The curtain raiser concerns a geek loser in a dance club who arm-twists a reluctant mannish lesbian onto the floor where he dazzlingly teaches her to glide and almost fly. The obvious lesson: do use your fingers with a dyke.
Giving Up Smoking reveals that despite the wisdom that comes with age and the designer drugs that help that wisdom to get there faster, humans still succumb to the inanities revolving around the need for relationships and contact with the species. Three 40 - 50 somethings give us their accounts of being alone and the terrible things they'll do to change or not change that status. When the fourth member of this quartet shows up, she is an elderly woman at death's door and though she initially puts the pettiness of the others to shame, we discover that she too can't wait to meet her mate in the after-life.
Swing Time is an embarrassing retro work about two couples with a long friendship who wish to explore the possibilities of swapping partners. In 1969, Bob and Carol and Ted and Alice were leagues ahead of this group and the unseemliness of the topic seems even more so with a lame twist of the friendship's priorities. Though I'm sure there are couples out there like these, I'm not sure what Ms. May intended since a point of view is missing. It's a shame about Ms. May - she can still lob a few zingers but I think it's time she do cartoons for the New Yorker.

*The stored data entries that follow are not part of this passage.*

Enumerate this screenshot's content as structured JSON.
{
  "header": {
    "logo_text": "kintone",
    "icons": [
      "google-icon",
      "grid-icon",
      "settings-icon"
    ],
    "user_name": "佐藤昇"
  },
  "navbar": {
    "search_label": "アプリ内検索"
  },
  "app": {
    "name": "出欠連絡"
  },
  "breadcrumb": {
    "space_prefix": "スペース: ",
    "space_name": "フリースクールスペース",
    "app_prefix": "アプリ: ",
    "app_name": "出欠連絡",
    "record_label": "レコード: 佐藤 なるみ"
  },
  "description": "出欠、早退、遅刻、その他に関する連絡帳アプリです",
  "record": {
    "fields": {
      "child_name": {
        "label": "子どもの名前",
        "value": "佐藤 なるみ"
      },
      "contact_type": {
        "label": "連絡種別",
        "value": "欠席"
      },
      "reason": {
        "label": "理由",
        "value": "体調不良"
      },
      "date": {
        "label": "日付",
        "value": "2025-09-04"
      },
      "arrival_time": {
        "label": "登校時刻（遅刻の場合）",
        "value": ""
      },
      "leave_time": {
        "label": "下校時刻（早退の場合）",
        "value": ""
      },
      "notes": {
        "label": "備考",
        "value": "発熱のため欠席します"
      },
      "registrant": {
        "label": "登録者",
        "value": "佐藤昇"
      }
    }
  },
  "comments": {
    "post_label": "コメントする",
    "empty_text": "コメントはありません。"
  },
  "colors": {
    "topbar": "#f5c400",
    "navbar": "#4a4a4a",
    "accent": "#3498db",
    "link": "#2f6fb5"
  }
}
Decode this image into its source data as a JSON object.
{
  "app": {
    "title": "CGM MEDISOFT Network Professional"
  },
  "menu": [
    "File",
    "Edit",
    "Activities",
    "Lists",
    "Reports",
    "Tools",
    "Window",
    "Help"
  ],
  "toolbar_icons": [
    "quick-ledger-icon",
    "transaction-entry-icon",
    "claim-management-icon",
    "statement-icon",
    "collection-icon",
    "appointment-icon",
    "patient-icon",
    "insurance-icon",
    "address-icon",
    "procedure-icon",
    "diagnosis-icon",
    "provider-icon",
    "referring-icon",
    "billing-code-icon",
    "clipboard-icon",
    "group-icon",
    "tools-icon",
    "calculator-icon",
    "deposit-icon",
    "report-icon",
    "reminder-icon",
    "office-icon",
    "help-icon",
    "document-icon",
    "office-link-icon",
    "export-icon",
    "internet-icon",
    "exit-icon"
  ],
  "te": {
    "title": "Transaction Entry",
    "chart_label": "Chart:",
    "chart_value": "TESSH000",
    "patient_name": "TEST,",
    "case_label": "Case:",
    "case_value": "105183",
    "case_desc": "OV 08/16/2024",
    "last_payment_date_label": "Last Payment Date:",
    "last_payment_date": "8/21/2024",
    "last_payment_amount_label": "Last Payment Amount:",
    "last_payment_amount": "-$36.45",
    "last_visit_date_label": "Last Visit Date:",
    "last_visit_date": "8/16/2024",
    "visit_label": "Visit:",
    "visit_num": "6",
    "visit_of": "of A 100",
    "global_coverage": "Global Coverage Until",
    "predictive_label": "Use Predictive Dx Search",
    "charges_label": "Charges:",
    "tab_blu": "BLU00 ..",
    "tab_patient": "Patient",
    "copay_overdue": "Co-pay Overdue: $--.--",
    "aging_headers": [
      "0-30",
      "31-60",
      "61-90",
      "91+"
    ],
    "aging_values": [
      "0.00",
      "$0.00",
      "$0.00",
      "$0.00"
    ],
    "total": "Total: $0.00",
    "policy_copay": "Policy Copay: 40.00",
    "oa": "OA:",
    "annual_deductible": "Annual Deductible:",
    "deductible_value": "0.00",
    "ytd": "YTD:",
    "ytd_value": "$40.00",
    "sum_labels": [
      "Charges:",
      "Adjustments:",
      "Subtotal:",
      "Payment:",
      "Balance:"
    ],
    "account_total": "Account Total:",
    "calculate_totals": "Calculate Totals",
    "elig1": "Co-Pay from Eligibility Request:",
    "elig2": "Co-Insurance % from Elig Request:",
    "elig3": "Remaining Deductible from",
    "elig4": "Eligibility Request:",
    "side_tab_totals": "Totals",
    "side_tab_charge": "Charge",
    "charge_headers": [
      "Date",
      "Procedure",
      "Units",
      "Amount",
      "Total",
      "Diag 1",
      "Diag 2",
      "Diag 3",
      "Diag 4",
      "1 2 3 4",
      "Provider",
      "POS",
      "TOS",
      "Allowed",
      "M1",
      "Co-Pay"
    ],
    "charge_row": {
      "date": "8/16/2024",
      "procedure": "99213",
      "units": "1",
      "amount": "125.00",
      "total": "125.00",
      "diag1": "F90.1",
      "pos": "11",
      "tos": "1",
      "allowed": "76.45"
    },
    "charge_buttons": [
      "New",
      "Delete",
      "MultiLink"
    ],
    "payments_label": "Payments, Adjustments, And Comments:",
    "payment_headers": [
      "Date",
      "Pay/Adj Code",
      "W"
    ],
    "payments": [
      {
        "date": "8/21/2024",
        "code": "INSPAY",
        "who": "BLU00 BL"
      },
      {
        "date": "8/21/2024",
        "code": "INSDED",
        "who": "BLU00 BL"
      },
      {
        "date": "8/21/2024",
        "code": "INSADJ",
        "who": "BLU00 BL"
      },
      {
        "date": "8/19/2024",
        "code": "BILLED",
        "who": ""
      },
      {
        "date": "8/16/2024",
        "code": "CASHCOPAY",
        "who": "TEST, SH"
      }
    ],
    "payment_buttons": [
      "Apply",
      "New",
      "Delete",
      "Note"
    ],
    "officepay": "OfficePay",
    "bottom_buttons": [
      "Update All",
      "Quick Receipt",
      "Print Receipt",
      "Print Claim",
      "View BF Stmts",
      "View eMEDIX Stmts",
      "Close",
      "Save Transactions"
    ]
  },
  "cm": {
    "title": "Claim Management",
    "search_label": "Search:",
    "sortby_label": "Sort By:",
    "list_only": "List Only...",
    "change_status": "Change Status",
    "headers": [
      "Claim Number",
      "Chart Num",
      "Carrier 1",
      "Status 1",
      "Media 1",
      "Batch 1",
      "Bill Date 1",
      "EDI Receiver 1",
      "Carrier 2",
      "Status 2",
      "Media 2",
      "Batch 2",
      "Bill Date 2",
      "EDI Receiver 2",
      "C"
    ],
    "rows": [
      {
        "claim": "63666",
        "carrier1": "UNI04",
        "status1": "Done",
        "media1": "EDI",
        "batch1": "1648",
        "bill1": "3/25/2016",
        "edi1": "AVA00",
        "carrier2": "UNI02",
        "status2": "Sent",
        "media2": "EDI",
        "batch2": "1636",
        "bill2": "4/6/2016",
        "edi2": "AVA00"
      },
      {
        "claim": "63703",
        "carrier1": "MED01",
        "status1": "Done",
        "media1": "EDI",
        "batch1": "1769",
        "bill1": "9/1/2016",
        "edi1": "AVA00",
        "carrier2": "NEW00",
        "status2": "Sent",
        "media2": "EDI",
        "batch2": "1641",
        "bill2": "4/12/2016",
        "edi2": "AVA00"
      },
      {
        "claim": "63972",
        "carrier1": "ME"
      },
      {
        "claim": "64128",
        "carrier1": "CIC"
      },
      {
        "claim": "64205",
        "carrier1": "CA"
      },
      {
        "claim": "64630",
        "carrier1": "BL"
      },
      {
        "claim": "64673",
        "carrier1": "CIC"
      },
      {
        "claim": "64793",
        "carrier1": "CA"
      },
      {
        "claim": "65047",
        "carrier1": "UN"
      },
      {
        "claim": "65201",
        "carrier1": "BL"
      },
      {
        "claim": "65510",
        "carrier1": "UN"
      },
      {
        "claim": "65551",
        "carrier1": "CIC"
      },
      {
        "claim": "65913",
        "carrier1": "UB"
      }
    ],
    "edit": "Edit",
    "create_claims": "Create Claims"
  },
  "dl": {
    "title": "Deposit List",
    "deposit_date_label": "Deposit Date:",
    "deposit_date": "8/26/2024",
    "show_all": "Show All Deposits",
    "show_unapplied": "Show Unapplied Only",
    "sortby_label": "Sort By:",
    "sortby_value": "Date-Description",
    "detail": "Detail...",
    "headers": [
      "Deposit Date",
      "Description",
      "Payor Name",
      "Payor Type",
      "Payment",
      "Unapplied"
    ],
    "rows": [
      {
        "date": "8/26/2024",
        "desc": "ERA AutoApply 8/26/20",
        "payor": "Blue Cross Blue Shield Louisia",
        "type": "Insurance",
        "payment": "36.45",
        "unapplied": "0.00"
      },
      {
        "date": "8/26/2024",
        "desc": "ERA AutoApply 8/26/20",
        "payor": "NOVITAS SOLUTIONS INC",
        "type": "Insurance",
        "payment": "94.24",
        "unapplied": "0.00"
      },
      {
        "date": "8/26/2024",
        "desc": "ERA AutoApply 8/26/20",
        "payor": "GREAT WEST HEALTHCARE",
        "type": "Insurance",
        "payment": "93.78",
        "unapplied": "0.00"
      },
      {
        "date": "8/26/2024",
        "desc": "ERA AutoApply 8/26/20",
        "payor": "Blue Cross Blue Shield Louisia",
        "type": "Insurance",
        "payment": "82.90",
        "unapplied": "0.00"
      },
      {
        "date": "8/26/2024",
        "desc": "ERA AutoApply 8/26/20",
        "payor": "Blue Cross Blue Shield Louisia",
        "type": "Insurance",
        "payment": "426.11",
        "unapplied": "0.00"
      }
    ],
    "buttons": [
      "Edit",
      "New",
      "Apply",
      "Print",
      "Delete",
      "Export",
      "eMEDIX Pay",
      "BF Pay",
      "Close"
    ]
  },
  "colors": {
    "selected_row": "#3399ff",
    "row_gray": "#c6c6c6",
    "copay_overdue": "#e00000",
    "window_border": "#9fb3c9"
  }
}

The talented cast can't be faulted. Eddie Korbich is delightful in the curtain raiser and Jeannie Berlin (who has become a clone of her mother) has impeccable comic timing. J. Smith-Cameron and Jere Burns race through their final paces as if they know the material is bad but otherwise, along with Brian Kerwin, acquit themselves adeptly. The production feels like director Daniel Sullivan, who's not having one of his better years, threw in the towel.